De behandelkeuze blijft natuurlijk altijd een samenspel van wensen van de patiënt en het advies van de arts, benadrukt het ziekenhuis. Een duidelijke voorkeur van een patiënt wordt wel gerespecteerd. Als de psychologische bezwaren van een afwachtend beleid te groot zijn voor een patiënt, kan alsnog worden gekozen voor een operatie of bestraling.
Lagere kosten
Niet alleen de kans op complicaties neemt af bij het afwachtende beleid; ook de kosten gaan omlaag, stelt het Antonius. “Door niet actief te behandelen, maar af te wachten besparen we een boel geld.

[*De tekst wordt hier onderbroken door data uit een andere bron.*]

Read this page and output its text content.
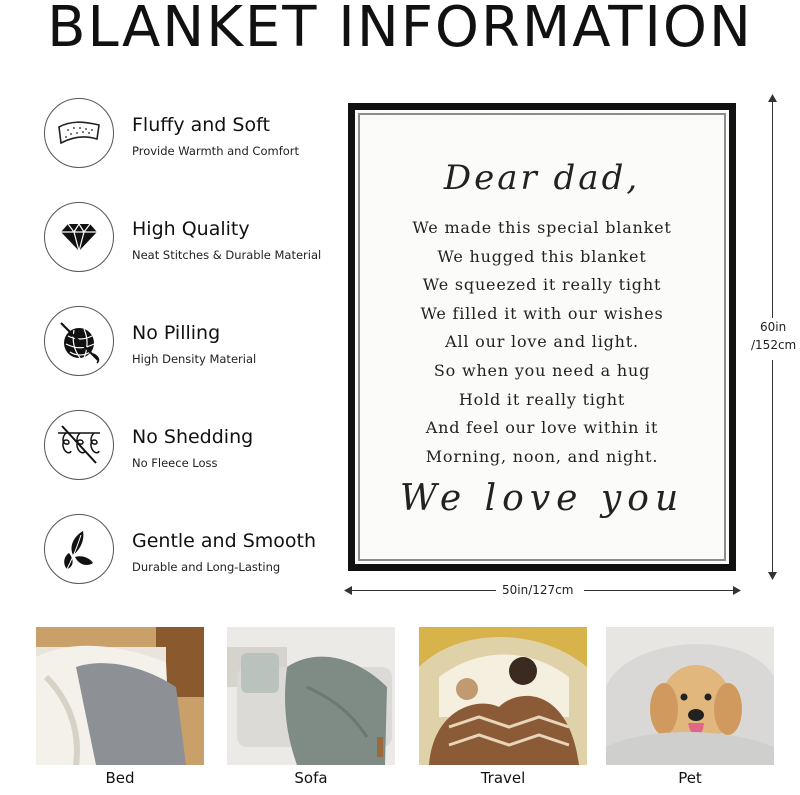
BLANKET INFORMATION
Fluffy and Soft
Provide Warmth and Comfort
High Quality
Neat Stitches & Durable Material
No Pilling
High Density Material
No Shedding
No Fleece Loss
Gentle and Smooth
Durable and Long-Lasting
Dear dad,
We made this special blanket
We hugged this blanket
We squeezed it really tight
We filled it with our wishes
All our love and light.
So when you need a hug
Hold it really tight
And feel our love within it
Morning, noon, and night.
We love you
60in
/152cm
50in/127cm
Bed	Sofa	Travel	Pet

Het maken van scans kost uiteraard geld, maar een operatie of bestraling is vele malen duurder.”
Er zijn voor de financiering van niet behandelen nog geen afspraken met zorgverzekeraars. “Voor ons als ziekenhuis en voor onze specialisten is en blijft het hoofddoel om behandelingen uit te voeren die waarde toevoegen voor de patiënt. Uiteraard komt daar ook een financiële kant bij kijken en moet die op orde zijn, maar dat is niet onze primaire doelstelling. Op dit moment zijn wij volop in overleg met zorgverzekeraars over hoe om te gaan met alle veranderingen in de zorg die op ons afkomen, waar ook minder behandelingen (en meer op waarde gebaseerde zorg) een belangrijk onderdeel van is. Het afwachtende beleid bij de behandeling van prostaatkanker komt hier ter sprake, net als het niet-behandelen bij andere aandoeningen. Deze gesprekken zijn echter nog in volle gang”, aldus de woordvoerster namens het Antonius Ziekenhuis.